I was moved to share this dream and experience with my patient’s daughter, with whom I regularly check in. She said:
“What? That’s crazy! When I was with him [about two months before we met you] I was supposed to sit down and read out loud to him The Alchemist. We never got around to it because we got into a lot of fights and I left early. But I had pulled the book off the bookshelf to sit down and read it to him. He just wanted to have someone read to him, so he could listen to this book. I actually took his copy of the book when going through his things in his apartment in January. I thought, this book has a memory for me now, something we had talked about. We talked about that book several times. So that dream is very interesting for a couple of reasons. Maybe it will be a good time to sit and read that book. Wow!”
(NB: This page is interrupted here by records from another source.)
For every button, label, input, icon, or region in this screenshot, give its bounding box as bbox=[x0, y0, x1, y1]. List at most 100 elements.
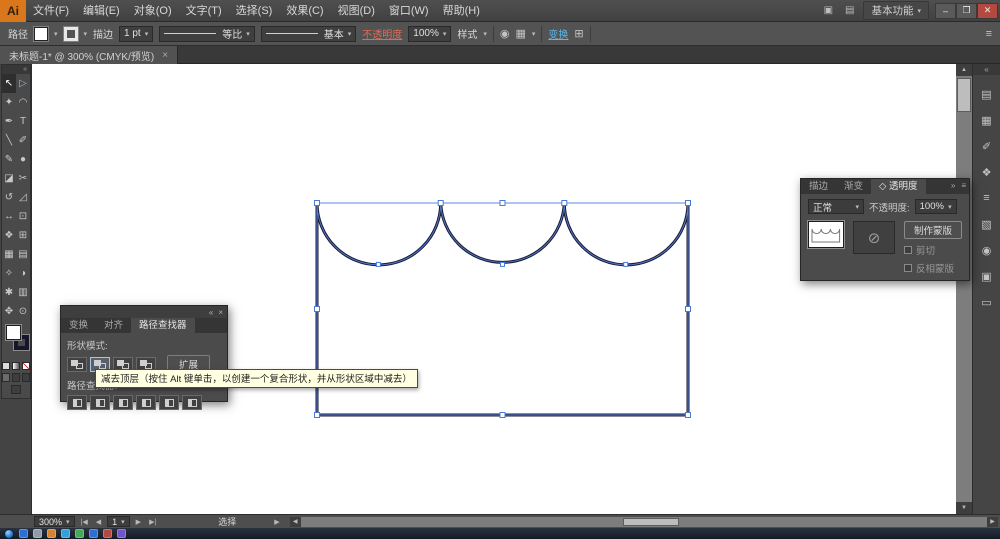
rotate-tool[interactable]: ↺ bbox=[2, 188, 16, 207]
scale-tool[interactable]: ◿ bbox=[16, 188, 30, 207]
menu-object[interactable]: 对象(O) bbox=[127, 0, 179, 22]
eraser-tool[interactable]: ◪ bbox=[2, 169, 16, 188]
column-graph-tool[interactable]: ▥ bbox=[16, 283, 30, 302]
restore-button[interactable]: ❐ bbox=[956, 3, 977, 19]
pen-tool[interactable]: ✒ bbox=[2, 112, 16, 131]
menu-select[interactable]: 选择(S) bbox=[229, 0, 280, 22]
minus-back-button[interactable] bbox=[182, 395, 202, 410]
crop-button[interactable] bbox=[136, 395, 156, 410]
next-artboard-button[interactable]: ▶ bbox=[134, 518, 143, 526]
eyedropper-tool[interactable]: ✧ bbox=[2, 264, 16, 283]
prev-artboard-button[interactable]: ◀ bbox=[94, 518, 103, 526]
horizontal-scrollbar[interactable]: ◀ ▶ bbox=[290, 517, 998, 527]
stroke-profile-select[interactable]: 等比 ▾ bbox=[159, 26, 255, 42]
scroll-up-icon[interactable]: ▲ bbox=[956, 64, 972, 76]
artboard-canvas[interactable] bbox=[32, 64, 956, 514]
draw-inside-button[interactable] bbox=[22, 373, 30, 382]
unite-button[interactable] bbox=[67, 357, 87, 372]
gradient-tool[interactable]: ▤ bbox=[16, 245, 30, 264]
arrange-documents-icon[interactable]: ▤ bbox=[842, 5, 857, 16]
start-button[interactable] bbox=[4, 529, 14, 539]
clip-checkbox[interactable] bbox=[904, 246, 912, 254]
invert-mask-checkbox[interactable] bbox=[904, 264, 912, 272]
stroke-panel-icon[interactable]: ≡ bbox=[977, 188, 997, 208]
screen-mode-button[interactable] bbox=[11, 385, 21, 394]
free-transform-tool[interactable]: ⊡ bbox=[16, 207, 30, 226]
zoom-select[interactable]: 300% ▾ bbox=[34, 516, 75, 527]
outline-button[interactable] bbox=[159, 395, 179, 410]
status-detail-arrow[interactable]: ▶ bbox=[274, 518, 279, 526]
trim-button[interactable] bbox=[90, 395, 110, 410]
collapse-panel-icon[interactable]: « bbox=[209, 308, 213, 317]
vertical-scrollbar[interactable]: ▲ ▼ bbox=[956, 64, 972, 514]
opacity-input[interactable]: 100% ▾ bbox=[915, 199, 957, 214]
panel-menu-icon[interactable]: ≡ bbox=[986, 28, 992, 40]
stroke-dropdown-icon[interactable]: ▾ bbox=[84, 30, 88, 38]
taskbar-icon-1[interactable] bbox=[19, 529, 28, 538]
close-button[interactable]: ✕ bbox=[977, 3, 998, 19]
fill-color-swatch[interactable] bbox=[6, 325, 21, 340]
scissors-tool[interactable]: ✂ bbox=[16, 169, 30, 188]
layers-panel-icon[interactable]: ▣ bbox=[977, 266, 997, 286]
opacity-link[interactable]: 不透明度 bbox=[362, 26, 402, 41]
tab-gradient[interactable]: 渐变 bbox=[836, 179, 871, 194]
stroke-link[interactable]: 描边 bbox=[93, 26, 113, 41]
first-artboard-button[interactable]: |◀ bbox=[79, 518, 90, 526]
tab-pathfinder[interactable]: 路径查找器 bbox=[131, 318, 195, 333]
stroke-width-input[interactable]: 1 pt ▾ bbox=[119, 26, 153, 42]
vertical-scroll-thumb[interactable] bbox=[957, 78, 971, 112]
perspective-grid-tool[interactable]: ⊞ bbox=[16, 226, 30, 245]
taskbar-icon-6[interactable] bbox=[89, 529, 98, 538]
document-setup-icon[interactable]: ▦ bbox=[515, 27, 525, 40]
paintbrush-tool[interactable]: ✐ bbox=[16, 131, 30, 150]
lasso-tool[interactable]: ◠ bbox=[16, 93, 30, 112]
taskbar-icon-3[interactable] bbox=[47, 529, 56, 538]
appearance-panel-icon[interactable]: ◉ bbox=[977, 240, 997, 260]
make-mask-button[interactable]: 制作蒙版 bbox=[904, 221, 962, 239]
gradient-button[interactable] bbox=[12, 362, 20, 370]
horizontal-scroll-thumb[interactable] bbox=[623, 518, 679, 526]
magic-wand-tool[interactable]: ✦ bbox=[2, 93, 16, 112]
recolor-artwork-icon[interactable]: ◉ bbox=[500, 27, 510, 40]
fill-dropdown-icon[interactable]: ▾ bbox=[54, 30, 58, 38]
draw-behind-button[interactable] bbox=[12, 373, 20, 382]
blend-tool[interactable]: ◑ bbox=[16, 264, 30, 283]
divide-button[interactable] bbox=[67, 395, 87, 410]
draw-normal-button[interactable] bbox=[2, 373, 10, 382]
menu-view[interactable]: 视图(D) bbox=[331, 0, 382, 22]
taskbar-icon-2[interactable] bbox=[33, 529, 42, 538]
toolbar-collapse-icon[interactable]: « bbox=[2, 65, 30, 74]
close-document-icon[interactable]: × bbox=[162, 50, 168, 61]
menu-effect[interactable]: 效果(C) bbox=[279, 0, 330, 22]
artboard-number-input[interactable]: 1 ▾ bbox=[107, 516, 130, 527]
line-segment-tool[interactable]: ╲ bbox=[2, 131, 16, 150]
menu-window[interactable]: 窗口(W) bbox=[382, 0, 436, 22]
hand-tool[interactable]: ✥ bbox=[2, 302, 16, 321]
transform-link[interactable]: 变换 bbox=[548, 26, 568, 41]
workspace-switcher[interactable]: 基本功能 ▾ bbox=[863, 1, 929, 20]
stroke-swatch[interactable] bbox=[64, 27, 78, 41]
document-tab[interactable]: 未标题-1* @ 300% (CMYK/预览) × bbox=[0, 46, 178, 64]
menu-file[interactable]: 文件(F) bbox=[26, 0, 76, 22]
taskbar-icon-5[interactable] bbox=[75, 529, 84, 538]
gradient-panel-icon[interactable]: ▧ bbox=[977, 214, 997, 234]
style-label[interactable]: 样式 bbox=[457, 26, 477, 41]
symbols-panel-icon[interactable]: ❖ bbox=[977, 162, 997, 182]
tab-transform[interactable]: 变换 bbox=[61, 318, 96, 333]
brushes-panel-icon[interactable]: ✐ bbox=[977, 136, 997, 156]
pencil-tool[interactable]: ✎ bbox=[2, 150, 16, 169]
style-dropdown-icon[interactable]: ▾ bbox=[483, 30, 487, 38]
taskbar-icon-4[interactable] bbox=[61, 529, 70, 538]
taskbar-icon-8[interactable] bbox=[117, 529, 126, 538]
direct-selection-tool[interactable]: ▷ bbox=[16, 74, 30, 93]
mask-thumbnail[interactable]: ⊘ bbox=[853, 221, 895, 254]
object-thumbnail[interactable] bbox=[808, 221, 844, 248]
zoom-tool[interactable]: ⊙ bbox=[16, 302, 30, 321]
type-tool[interactable]: T bbox=[16, 112, 30, 131]
none-button[interactable] bbox=[22, 362, 30, 370]
scroll-right-icon[interactable]: ▶ bbox=[987, 517, 998, 527]
taskbar-icon-7[interactable] bbox=[103, 529, 112, 538]
shape-builder-tool[interactable]: ❖ bbox=[2, 226, 16, 245]
artboards-panel-icon[interactable]: ▭ bbox=[977, 292, 997, 312]
last-artboard-button[interactable]: ▶| bbox=[147, 518, 158, 526]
I had goosebumps for what felt like a really long time, and I continue to get goosebumps when I share the story. I had no way of consciously knowing anything about this book. Yet whatever messages this dream and this book bring to support our individual and shared meaning making, sense of intimacy and connection, continue to expand and deepen.
I share this story because there are several elements that prove to me our immense capacity for connection beyond space and time, beyond life and death. The meaningful connections in this story—beyond even the support of contemporary video conferencing technology—happened between someone who is dead and someone who is northern United States of America, through someone dreaming in central México.
This type of story is not unusual in my experience with death and dreams, not unusual in my conversations with colleagues in the field of end of life, not unusual in our weekly Death Café conversations.
Jeremy Taylor often said that struggling to remember our dreams could be the same as trying to remember a life we have already left, that what we remember of our dreams is the closest experience we can have to the afterlife, as before and after dissolve and we enter the eternal now. In this timeless, spaceless experience, there is nothing and everything; it is the place of all possibility, it is the oneness we cannot fathom but of which we have glimpses when we choose to stop believing everything that makes us assume a powerful connection cannot be felt beyond space and time.